15/20 dakika sonra ambulans gelini alıp hastaneye giderken Ömer annesi ve Galip araba ile arkalarından giderler.Ömer hastaneye girer girmez koşar ilk yardıma kapıda beklemeye başlar. Yarım saat sonra doktor kapıda görünür. Ömer korku ve heyecanla sorar, ’’Doktor bey durum nedir?’’ Doktor, “Çok geç kalınmış ,bacağında yılan soktuğunu belirledik. Yılanın zehirinden ziyade, başka bir madde ile aşırı derece yüklü oksit almış. Zehirlenmiş, maalesef hastayı kaybettik.’’ diyerek yanıt verir. Oksit Galibin yaptığı yanlış ilaçtı. Ömer yıkılmış, tükenmişti. Hıçkırarak ağlıyordu.

Saliha Hanım bir kenarda, “Talihsiz yavrum.” diyerek ağlıyordu. Galibe nefretle bakıyordu.
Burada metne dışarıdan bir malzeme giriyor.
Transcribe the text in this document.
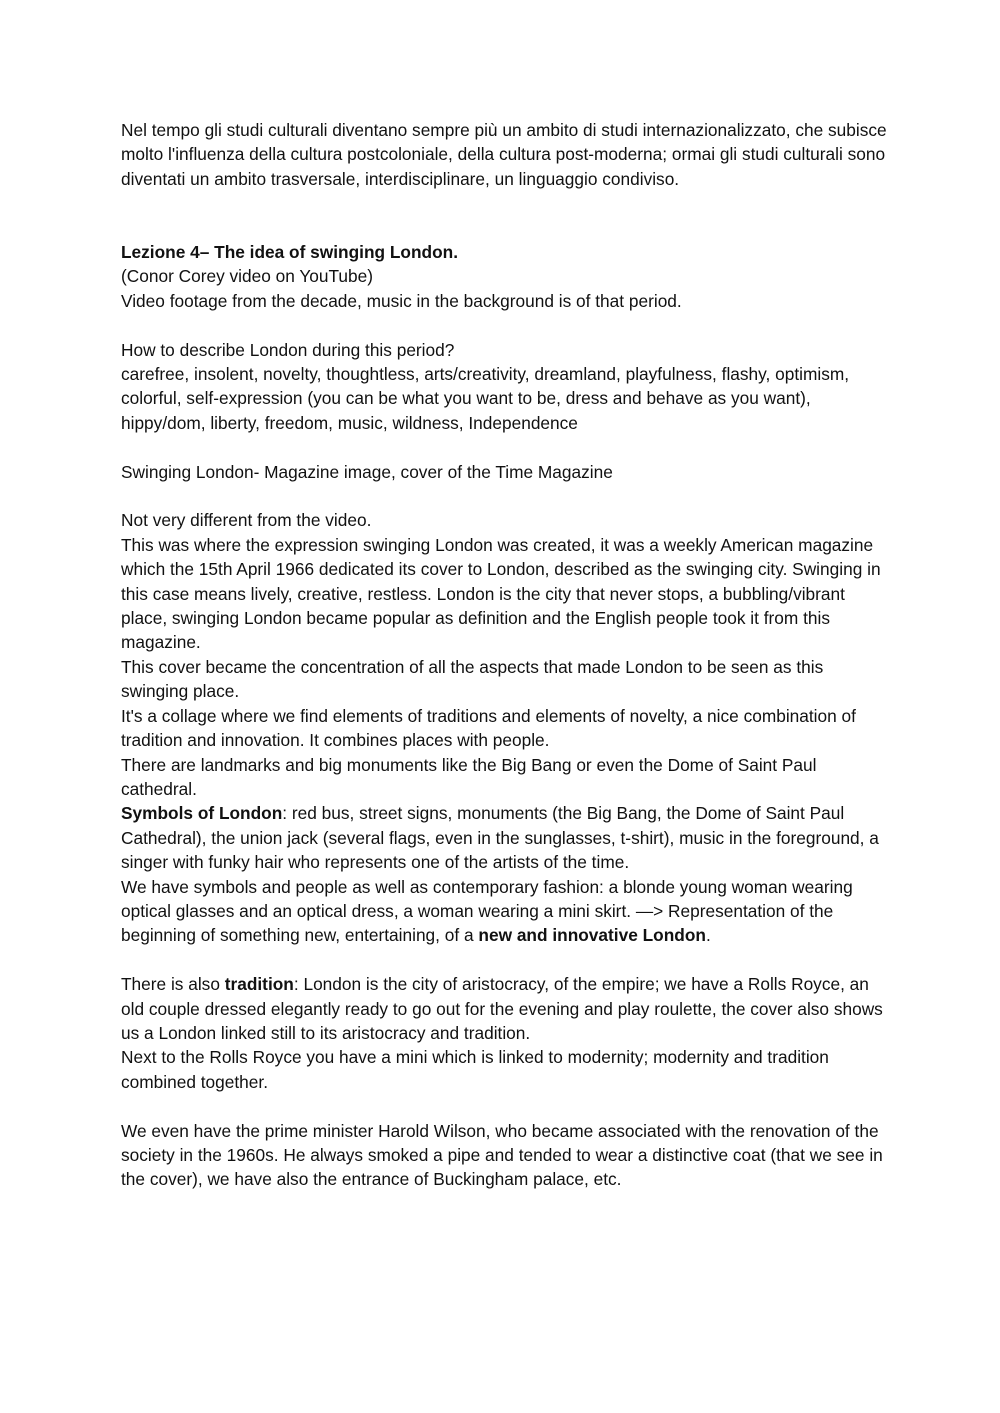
Nel tempo gli studi culturali diventano sempre più un ambito di studi internazionalizzato, che subisce molto l'influenza della cultura postcoloniale, della cultura post-moderna; ormai gli studi culturali sono diventati un ambito trasversale, interdisciplinare, un linguaggio condiviso.

Lezione 4– The idea of swinging London.

(Conor Corey video on YouTube)

Video footage from the decade, music in the background is of that period.

How to describe London during this period?

carefree, insolent, novelty, thoughtless, arts/creativity, dreamland, playfulness, flashy, optimism, colorful, self-expression (you can be what you want to be, dress and behave as you want), hippy/dom, liberty, freedom, music, wildness, Independence

Swinging London- Magazine image, cover of the Time Magazine

Not very different from the video.

This was where the expression swinging London was created, it was a weekly American magazine which the 15th April 1966 dedicated its cover to London, described as the swinging city. Swinging in this case means lively, creative, restless. London is the city that never stops, a bubbling/vibrant place, swinging London became popular as definition and the English people took it from this magazine.

This cover became the concentration of all the aspects that made London to be seen as this swinging place.

It's a collage where we find elements of traditions and elements of novelty, a nice combination of tradition and innovation. It combines places with people.

There are landmarks and big monuments like the Big Bang or even the Dome of Saint Paul cathedral.

Symbols of London: red bus, street signs, monuments (the Big Bang, the Dome of Saint Paul Cathedral), the union jack (several flags, even in the sunglasses, t-shirt), music in the foreground, a singer with funky hair who represents one of the artists of the time.

We have symbols and people as well as contemporary fashion: a blonde young woman wearing optical glasses and an optical dress, a woman wearing a mini skirt. —> Representation of the beginning of something new, entertaining, of a new and innovative London.

There is also tradition: London is the city of aristocracy, of the empire; we have a Rolls Royce, an old couple dressed elegantly ready to go out for the evening and play roulette, the cover also shows us a London linked still to its aristocracy and tradition.

Next to the Rolls Royce you have a mini which is linked to modernity; modernity and tradition combined together.

We even have the prime minister Harold Wilson, who became associated with the renovation of the society in the 1960s. He always smoked a pipe and tended to wear a distinctive coat (that we see in the cover), we have also the entrance of Buckingham palace, etc.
Galip sağa sola başını sallayarak, “Tüh! Gelin kızım.” diyerek elini ovuyordu. Aslında yaptığı hatanın korkusunu yaşıyordu. “Ya Ömer bir cahillik yaparsa, ya avrat ağzından kaçırırsa. Yok, yok oğlum beni yakmaz.’’ diye düşünüyordu.

Gelinin annesi, babası kardeşleri telaşla geldiklerinde figan-ı feryad kopuyordu. Ağlama sesleri çığlıklar hastaneyi sarmıştı. Herke yılanı sebep sanıyordu. Aslında Galip ayağını kestiğinde yılanın zehri akmıştı. Derhal hastaneye gelseydi zavallı gelin yaşayacaktı. Galip’in evde yaptığı yabani zehirli otlardan zehirlenmişti. Bunu ise Ömer ve annesi biliyordu.
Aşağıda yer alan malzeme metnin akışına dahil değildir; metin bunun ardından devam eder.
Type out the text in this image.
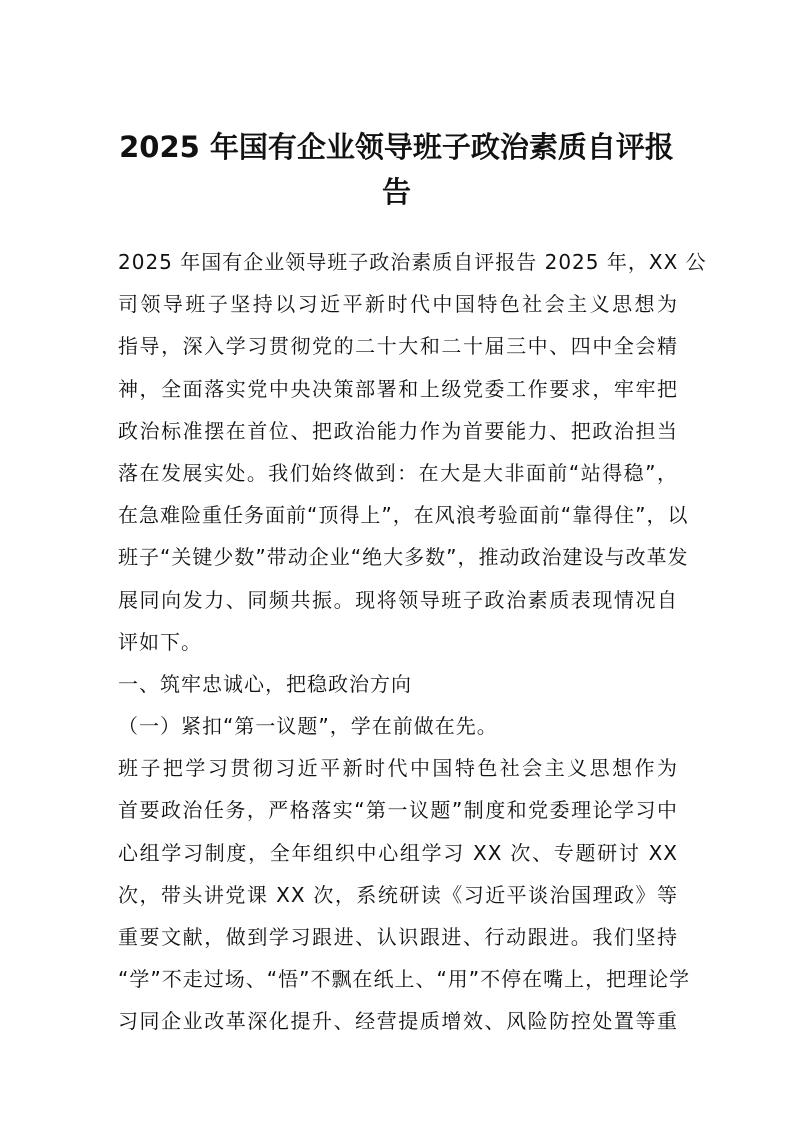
2025 年国有企业领导班子政治素质自评报
告
2025 年国有企业领导班子政治素质自评报告 2025 年，XX 公
司领导班子坚持以习近平新时代中国特色社会主义思想为
指导，深入学习贯彻党的二十大和二十届三中、四中全会精
神，全面落实党中央决策部署和上级党委工作要求，牢牢把
政治标准摆在首位、把政治能力作为首要能力、把政治担当
落在发展实处。我们始终做到：在大是大非面前“站得稳”，
在急难险重任务面前“顶得上”，在风浪考验面前“靠得住”，以
班子“关键少数”带动企业“绝大多数”，推动政治建设与改革发
展同向发力、同频共振。现将领导班子政治素质表现情况自
评如下。
一、筑牢忠诚心，把稳政治方向
（一）紧扣“第一议题”，学在前做在先。
班子把学习贯彻习近平新时代中国特色社会主义思想作为
首要政治任务，严格落实“第一议题”制度和党委理论学习中
心组学习制度，全年组织中心组学习 XX 次、专题研讨 XX
次，带头讲党课 XX 次，系统研读《习近平谈治国理政》等
重要文献，做到学习跟进、认识跟进、行动跟进。我们坚持
“学”不走过场、“悟”不飘在纸上、“用”不停在嘴上，把理论学
习同企业改革深化提升、经营提质增效、风险防控处置等重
Otların zehirli olduğunu biliyorlardı. Galip, “Zehire karşılık panzehir yapıyorum.” diyerek zavallı gelininin ölümüne sebep olmuştu. Cenaze defin edilir. Gelinin vefadının yedinci günü yemekler yapıldı, mevlüt okutuldu. Galip için hayat devam etmeliydi. Ömer perişandı.  Ama ne çare babasına mecburdu. Bu mecburiyet kendini yetiştiren babasına tutkusundan geliyordu. O Babasıydı. Ele veremezdi. Zaten vermedi de. Böylece konu kapanmıştı.

Saliha Hanım suskun ve dalgın bir halde idi. Yola çıkacakları gün aniden kalp krizi geçirmişti. Bu sebeple Galip Hollanda’ya dönüşü, bir hafta ertelemişti. Ancak daha sonra 4 günlük yolculuktan sonra Hollanda’ya dönmüşlerdi.

***

Eve geldiklerinde kapıyı açan yoktu. Galip anahtarla kapıyı açar ve içeri girerler. Evde kimse yoktu. Galip, ’’Markete falan gittiler zahar?’’ dedi. Saliha ve Ömer endişeliydiler. Saliha hanım Yıldız’ın odasına girer. Ancak dolabı boştu. Ayten’in odasına girdi, korku ile dolabını açtı ve ’’Eyvaaaah’ Eyvahlar olsun.’’ diyerek, kendi kendine söylendi, ’’ Eyvahlar olsun gızlar evi terk etmiş, ben bunu adama nasıl anlatırım? Ne derim.’’ diyerek korku ve telaşla salona girer.

Galip karısının yüzündeki endişeden anlamıştır.’’ Eh de hele hayır olsun avrat,  de bakalım hele!  Yine ne etmiş senin soykaların.’’ diyerek öfkesini hafiften belirtir.

Saliha Hanım korku içerisinde kısık bir sesle, ’’Efendi gızların torunların dolabı boş.’’ der. Galip elindeki su bardağını kadının üzerine fırlatır, ’’Allah belanızı versin soykalar, hep sen ettin bunları lan. Rezil olduk âleme. İki gızında rezilin rezili. Soyun batsın.’’ diyerek kadıncağıza girişir.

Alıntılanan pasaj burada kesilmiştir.